The recent uproar with respect to women’s’ entry in the Sabarimala Temple wherein the Supreme Court noted its primary agenda is to evolve a sense of “substantial and complete justice” in such matters, and therefore, the need for an overall judicial review of religious practices across the nation. But, religious institutions have the ability to appeal to a majority of the population in peculiar ways that state cannot. Amidst all these, balancing the fundamental rights of women together with balancing of rights to freedom of religion becomes a herculean task. In such scenario, the plausibility to introduce Uniform Civil Code in India as a response to religion based Gender Discrimination in India, tends to be bleak.
While India’s jurisprudence has in some areas been quite progressive with regard to women’s rights, this has not been the case in the area of personal laws. Though the Supreme Court has adjudicated a plethora of cases balancing the rights of minorities against somewhat more universal ‘civil rights’, the discussion herein is limited in scope to those instances that have affected the rights of women. Back in 1954, a 7 – judge Bench of the Hon’ble Supreme court, in the Shirur Mutt case conceived the doctrine of ‘essentiality’ to protect only such religious practices which were essential and integral to the religion. The question stands if the doctrine has been applied in regulating patriarchial and non – integral practices in religion with regard to women.
In the Shah Bano Begum case, the Hon’ble Supreme Court granted maintenance rights to a poor woman, which led the religious leaders create sufficient pressure on the Parliament to overrule the judgment and the doctrine.

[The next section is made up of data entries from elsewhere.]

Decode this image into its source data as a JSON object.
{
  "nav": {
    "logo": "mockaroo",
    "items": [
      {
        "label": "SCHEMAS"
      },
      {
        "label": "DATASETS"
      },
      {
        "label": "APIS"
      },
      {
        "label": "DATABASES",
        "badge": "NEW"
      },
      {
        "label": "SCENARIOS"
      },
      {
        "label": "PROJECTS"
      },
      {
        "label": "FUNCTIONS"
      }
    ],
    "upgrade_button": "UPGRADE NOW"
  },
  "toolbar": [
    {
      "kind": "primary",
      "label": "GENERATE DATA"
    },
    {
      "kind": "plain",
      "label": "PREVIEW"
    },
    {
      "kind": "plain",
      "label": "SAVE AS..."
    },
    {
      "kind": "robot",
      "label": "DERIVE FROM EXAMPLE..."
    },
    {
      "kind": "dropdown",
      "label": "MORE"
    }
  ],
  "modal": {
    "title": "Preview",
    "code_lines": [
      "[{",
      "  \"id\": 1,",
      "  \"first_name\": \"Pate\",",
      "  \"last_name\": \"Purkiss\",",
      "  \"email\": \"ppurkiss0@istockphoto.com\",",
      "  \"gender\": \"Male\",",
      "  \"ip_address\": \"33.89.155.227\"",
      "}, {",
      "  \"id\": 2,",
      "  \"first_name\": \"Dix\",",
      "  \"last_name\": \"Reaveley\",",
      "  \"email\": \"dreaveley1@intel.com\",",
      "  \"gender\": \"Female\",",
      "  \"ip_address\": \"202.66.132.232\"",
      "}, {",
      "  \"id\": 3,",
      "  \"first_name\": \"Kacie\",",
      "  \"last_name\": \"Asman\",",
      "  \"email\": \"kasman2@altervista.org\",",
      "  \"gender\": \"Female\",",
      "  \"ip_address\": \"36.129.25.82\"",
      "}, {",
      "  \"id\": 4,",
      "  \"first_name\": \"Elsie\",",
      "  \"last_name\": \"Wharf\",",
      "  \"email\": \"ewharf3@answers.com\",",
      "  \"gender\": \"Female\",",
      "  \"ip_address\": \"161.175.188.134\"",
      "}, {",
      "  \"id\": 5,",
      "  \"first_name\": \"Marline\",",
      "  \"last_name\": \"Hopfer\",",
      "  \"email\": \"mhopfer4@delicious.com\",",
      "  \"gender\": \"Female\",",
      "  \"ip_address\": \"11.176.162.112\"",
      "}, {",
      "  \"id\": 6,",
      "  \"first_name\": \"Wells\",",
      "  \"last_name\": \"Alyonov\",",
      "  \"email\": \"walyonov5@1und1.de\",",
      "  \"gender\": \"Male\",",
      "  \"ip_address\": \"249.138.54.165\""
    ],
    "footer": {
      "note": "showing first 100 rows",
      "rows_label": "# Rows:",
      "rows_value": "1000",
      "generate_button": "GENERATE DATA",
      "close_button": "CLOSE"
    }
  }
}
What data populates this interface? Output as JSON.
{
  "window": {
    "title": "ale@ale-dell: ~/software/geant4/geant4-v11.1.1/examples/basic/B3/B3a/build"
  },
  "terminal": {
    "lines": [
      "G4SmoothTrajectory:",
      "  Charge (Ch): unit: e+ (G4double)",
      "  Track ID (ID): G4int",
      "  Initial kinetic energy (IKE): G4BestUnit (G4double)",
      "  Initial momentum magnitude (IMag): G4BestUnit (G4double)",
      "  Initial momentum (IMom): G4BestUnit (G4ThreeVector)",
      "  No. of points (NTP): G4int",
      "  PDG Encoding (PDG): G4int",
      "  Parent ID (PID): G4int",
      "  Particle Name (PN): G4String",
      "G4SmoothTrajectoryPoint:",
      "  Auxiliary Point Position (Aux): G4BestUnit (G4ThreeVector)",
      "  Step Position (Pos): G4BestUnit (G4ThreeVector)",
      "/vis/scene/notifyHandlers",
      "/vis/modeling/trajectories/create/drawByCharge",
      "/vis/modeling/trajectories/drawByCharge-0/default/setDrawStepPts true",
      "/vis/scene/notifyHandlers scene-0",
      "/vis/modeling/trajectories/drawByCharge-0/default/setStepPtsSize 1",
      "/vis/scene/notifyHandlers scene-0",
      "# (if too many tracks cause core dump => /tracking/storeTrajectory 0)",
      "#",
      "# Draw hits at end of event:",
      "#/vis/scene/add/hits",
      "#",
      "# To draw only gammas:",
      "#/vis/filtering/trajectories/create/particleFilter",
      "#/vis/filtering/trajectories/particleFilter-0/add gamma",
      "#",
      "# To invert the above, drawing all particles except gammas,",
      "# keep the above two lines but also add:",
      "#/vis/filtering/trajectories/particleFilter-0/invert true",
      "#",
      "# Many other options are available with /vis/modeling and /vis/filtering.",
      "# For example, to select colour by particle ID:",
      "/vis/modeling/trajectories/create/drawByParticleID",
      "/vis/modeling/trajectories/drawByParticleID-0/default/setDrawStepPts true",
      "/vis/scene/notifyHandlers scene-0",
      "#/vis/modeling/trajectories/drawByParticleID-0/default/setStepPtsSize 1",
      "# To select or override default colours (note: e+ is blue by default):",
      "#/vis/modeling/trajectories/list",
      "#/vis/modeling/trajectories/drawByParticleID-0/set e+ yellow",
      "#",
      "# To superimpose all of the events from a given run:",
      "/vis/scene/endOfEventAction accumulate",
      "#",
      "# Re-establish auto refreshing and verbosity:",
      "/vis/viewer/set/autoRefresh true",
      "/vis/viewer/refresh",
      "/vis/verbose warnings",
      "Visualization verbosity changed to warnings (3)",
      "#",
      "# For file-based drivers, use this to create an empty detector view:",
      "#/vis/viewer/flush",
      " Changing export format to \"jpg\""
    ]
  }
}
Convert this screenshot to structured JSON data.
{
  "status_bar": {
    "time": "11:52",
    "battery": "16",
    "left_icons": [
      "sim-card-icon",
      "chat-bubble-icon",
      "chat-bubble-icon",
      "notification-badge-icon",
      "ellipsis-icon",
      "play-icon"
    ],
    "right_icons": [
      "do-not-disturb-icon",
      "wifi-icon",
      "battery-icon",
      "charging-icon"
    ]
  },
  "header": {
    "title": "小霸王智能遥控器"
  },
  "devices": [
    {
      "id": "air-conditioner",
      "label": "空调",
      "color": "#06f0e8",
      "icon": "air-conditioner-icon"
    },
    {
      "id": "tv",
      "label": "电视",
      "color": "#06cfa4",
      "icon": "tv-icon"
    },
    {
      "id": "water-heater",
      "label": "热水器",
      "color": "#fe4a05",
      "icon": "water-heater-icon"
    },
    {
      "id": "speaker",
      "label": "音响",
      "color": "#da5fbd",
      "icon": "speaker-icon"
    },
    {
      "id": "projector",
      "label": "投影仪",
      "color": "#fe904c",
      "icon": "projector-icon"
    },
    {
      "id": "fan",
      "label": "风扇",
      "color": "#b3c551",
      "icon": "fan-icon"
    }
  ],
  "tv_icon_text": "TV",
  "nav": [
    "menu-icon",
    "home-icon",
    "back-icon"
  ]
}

Shah Bano, judgement, crossed a few more miles and held that a Muslim man has an ‘obligation’ to pay maintenance to his ex-wife irrespective of the adequacy of the customary payment. However, the agitation against the judgment and the political interests aligned with the community at that time set back those steps to square one. In cases challenging sex inequality in personal laws, our institutions appear paralyzed by the fear of being tarred by the brush of cultural insensitivity.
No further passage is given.